The Thai Way of Meekness
Matt Owens Rees
Publisher: Matt Owens Rees
Summary
The Thai Way of Meekness is a commentary on a thesis by the Thai academic Dr Ubolwan on the reasons Christian evangelism failed in Thailand. That the early missionaries did not understand what she classified as the 7 main Thai characteristics is her conclusion for their failure to make even one conversion. This book concludes that understanding the native culture is a prerequisite to success. The Thai academic Ubolwan Mejudhon submitted her dissertation, “The Way of Meekness: Being Christian and Thai in the Thai Way” and was awarded her doctorate in 1997. It remains a model and thorough examination of the problems Christian missionaries faced when trying to spread the teachings of Christianity in Thailand. The Thai Way of Meekness is a commentary on her thesis and attempts to put some of the necessarily academic jargon into layman’s language.
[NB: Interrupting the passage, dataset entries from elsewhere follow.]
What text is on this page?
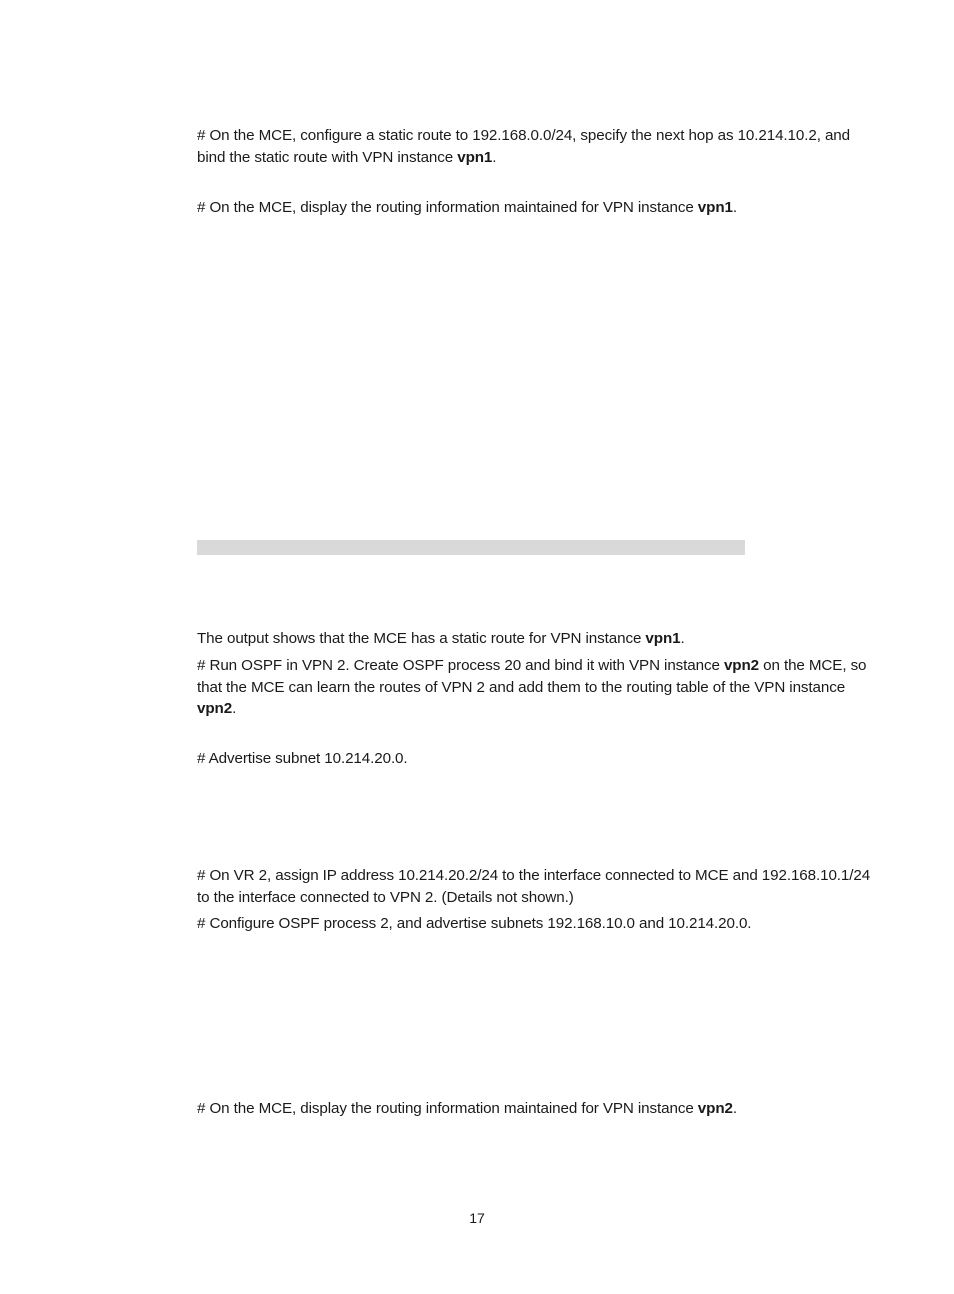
# On the MCE, configure a static route to 192.168.0.0/24, specify the next hop as 10.214.10.2, and bind the static route with VPN instance vpn1.

# On the MCE, display the routing information maintained for VPN instance vpn1.

The output shows that the MCE has a static route for VPN instance vpn1.

# Run OSPF in VPN 2. Create OSPF process 20 and bind it with VPN instance vpn2 on the MCE, so that the MCE can learn the routes of VPN 2 and add them to the routing table of the VPN instance vpn2.

# Advertise subnet 10.214.20.0.

# On VR 2, assign IP address 10.214.20.2/24 to the interface connected to MCE and 192.168.10.1/24 to the interface connected to VPN 2. (Details not shown.)

# Configure OSPF process 2, and advertise subnets 192.168.10.0 and 10.214.20.0.

# On the MCE, display the routing information maintained for VPN instance vpn2.

17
What was significant about Ubolwan’s writing was that it reinforced and confirmed the importance of understanding that Thailand’s culture is not the same as that of the West. Her purpose was to analyse, highlight those differences, and show that the failure of the early Christian missionaries in Thailand was due to their lack of that cultural awareness. These were lessons that the early missionaries failed to grasp to any degree. Dr Bradley, (1804-1873), one of the most notable of the early preachers, made just one convert. Thailand Take Two and A Thailand Diary can be read alongside The Thai Way of Meekness because all three books look at Thai lifestyles and how they are so dissimilar from our own. All three come to the same conclusion: that Thailand is a fascinating country in which to travel and live if the distinctive mind-sets of the Thai and the farang (white foreigner) are understood.